To investigate into γ-catenin's role in colorectal cancer cells with and without endogenous expression of γ-catenin.

In DLD-1 cells with high levels of γ-catenin, γ-catenin expression was silenced by siRNA. In γ-catenin negative RKO cells, a mutant, non-degradable form of γ-catenin was stably overexpressed.

Knock-down of γ-catenin reduced Wnt-activity by 30%, whereas knock-down of β-catenin in DLD-1 cells did not affect g-catenin expression and virtually abolished Wnt signalling activity. Knock-down of γ-catenin did not lead to changes in DLD-1 cell cycle but increased tumor cell invasion, suggesting a migration-suppression role for γ-catenin. In a methylcellulose assay, knock-down of γ-catenin did not change colony formation. Thus, γ-catenin contributes to Wnt-signaling in DLD1 colon cancer cells without being able to compensate for loss of β-catenin, and in this context acts as an inhibitor of invasiveness without affecting cell proliferation, pointing out a role for γ-catenin as an inhibitor of invasion.

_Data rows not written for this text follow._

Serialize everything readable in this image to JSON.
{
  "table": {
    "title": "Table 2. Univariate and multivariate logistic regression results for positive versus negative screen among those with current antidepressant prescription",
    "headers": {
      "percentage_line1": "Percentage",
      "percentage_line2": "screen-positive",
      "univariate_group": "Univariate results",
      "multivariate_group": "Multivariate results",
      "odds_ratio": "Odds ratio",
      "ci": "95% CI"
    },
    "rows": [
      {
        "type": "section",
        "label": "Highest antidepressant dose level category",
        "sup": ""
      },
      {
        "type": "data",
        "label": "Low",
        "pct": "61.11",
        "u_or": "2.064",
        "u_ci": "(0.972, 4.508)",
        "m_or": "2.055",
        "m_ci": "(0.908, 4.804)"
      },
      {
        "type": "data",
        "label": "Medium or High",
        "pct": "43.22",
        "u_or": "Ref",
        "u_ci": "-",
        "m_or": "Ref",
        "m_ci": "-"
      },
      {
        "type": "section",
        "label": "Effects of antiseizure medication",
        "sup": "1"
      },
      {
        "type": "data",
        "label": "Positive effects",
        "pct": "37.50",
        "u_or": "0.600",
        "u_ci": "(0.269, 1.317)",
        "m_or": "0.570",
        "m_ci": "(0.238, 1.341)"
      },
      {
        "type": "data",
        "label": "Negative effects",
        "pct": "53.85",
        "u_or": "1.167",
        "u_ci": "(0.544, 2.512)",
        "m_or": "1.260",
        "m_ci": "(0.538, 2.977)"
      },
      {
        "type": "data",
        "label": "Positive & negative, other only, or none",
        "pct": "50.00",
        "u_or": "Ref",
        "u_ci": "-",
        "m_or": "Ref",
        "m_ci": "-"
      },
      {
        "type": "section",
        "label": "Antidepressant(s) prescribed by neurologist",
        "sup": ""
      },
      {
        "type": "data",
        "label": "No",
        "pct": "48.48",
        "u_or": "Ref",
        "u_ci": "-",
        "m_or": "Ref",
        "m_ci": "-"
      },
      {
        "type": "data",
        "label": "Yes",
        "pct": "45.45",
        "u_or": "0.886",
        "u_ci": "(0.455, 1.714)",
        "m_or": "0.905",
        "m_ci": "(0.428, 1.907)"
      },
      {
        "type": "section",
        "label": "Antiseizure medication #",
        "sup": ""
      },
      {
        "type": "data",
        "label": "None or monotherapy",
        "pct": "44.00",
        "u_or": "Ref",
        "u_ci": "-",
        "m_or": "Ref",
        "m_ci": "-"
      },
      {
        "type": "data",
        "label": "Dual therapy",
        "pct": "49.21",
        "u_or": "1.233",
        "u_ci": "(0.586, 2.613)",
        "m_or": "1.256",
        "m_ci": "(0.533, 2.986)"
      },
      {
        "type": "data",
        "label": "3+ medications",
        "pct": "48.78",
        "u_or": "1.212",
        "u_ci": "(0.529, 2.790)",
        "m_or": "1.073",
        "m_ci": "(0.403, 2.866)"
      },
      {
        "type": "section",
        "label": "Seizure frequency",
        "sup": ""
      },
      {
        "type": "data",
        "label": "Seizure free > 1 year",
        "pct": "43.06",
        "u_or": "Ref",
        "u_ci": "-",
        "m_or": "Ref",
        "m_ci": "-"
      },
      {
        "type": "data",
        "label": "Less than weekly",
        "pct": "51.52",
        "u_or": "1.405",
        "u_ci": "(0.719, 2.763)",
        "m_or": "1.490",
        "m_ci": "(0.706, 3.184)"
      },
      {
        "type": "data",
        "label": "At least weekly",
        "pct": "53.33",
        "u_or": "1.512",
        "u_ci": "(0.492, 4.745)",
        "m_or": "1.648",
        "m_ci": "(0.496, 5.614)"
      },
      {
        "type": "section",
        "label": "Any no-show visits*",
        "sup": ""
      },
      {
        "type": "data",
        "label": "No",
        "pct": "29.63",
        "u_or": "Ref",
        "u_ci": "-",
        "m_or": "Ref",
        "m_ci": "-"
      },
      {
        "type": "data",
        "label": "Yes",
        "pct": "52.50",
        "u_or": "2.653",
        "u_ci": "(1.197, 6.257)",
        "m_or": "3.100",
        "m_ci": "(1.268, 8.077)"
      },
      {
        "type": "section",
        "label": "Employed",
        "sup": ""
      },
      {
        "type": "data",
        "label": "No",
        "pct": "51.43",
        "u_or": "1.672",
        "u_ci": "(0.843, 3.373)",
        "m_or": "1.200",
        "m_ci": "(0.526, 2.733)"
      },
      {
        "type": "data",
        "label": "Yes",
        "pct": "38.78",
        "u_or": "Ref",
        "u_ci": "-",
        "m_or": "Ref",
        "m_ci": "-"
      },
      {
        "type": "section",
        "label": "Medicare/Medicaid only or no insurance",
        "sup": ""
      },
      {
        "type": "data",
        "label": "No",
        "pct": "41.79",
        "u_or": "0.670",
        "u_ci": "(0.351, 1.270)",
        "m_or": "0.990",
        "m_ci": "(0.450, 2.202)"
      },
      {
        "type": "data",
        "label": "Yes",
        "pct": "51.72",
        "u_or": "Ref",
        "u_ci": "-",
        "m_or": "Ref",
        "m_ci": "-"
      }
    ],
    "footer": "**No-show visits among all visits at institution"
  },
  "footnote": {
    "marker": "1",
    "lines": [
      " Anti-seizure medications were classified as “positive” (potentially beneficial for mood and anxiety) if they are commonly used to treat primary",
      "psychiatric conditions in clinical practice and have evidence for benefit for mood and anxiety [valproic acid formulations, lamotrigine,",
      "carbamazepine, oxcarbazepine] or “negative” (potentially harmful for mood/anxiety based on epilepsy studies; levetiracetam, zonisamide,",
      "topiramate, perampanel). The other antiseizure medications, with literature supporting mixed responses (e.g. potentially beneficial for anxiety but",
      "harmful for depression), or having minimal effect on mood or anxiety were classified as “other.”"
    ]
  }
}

γ -catenin overexpressing RKO clones activated Wnt signalling, but proliferation was reduced in cells overexpressing g-catenin. They did not show different invasive behaviour from mock transfectants in the invasion assay. In a subcutaneous xenograft model, overexpression of γ-catenin almost completely inhibited tumor growth, with the majority of mice (n = 16) having only minimal tumors (n = 10) or no tumor (n = 4) detectable at the injection site. Only two mice had a comparable tumor size to mock transfectant tumors at day 24 (p = 0,0005).

Our results suggest that γ-catenin inhibits invasion in γ-catenin proficient cells, and inhibits proliferation in γ-catenin deficient cells. The function of γ-catenin in colorectal cancer is dependent on the cellular context, suggesting a role for γ-catenin independent of its enhancing Wnt signalling. γ-catenin overexpression in RKO colorectal cancer cells inhibited tumor growth in vivo in a model of xenograft tumor growth in mice.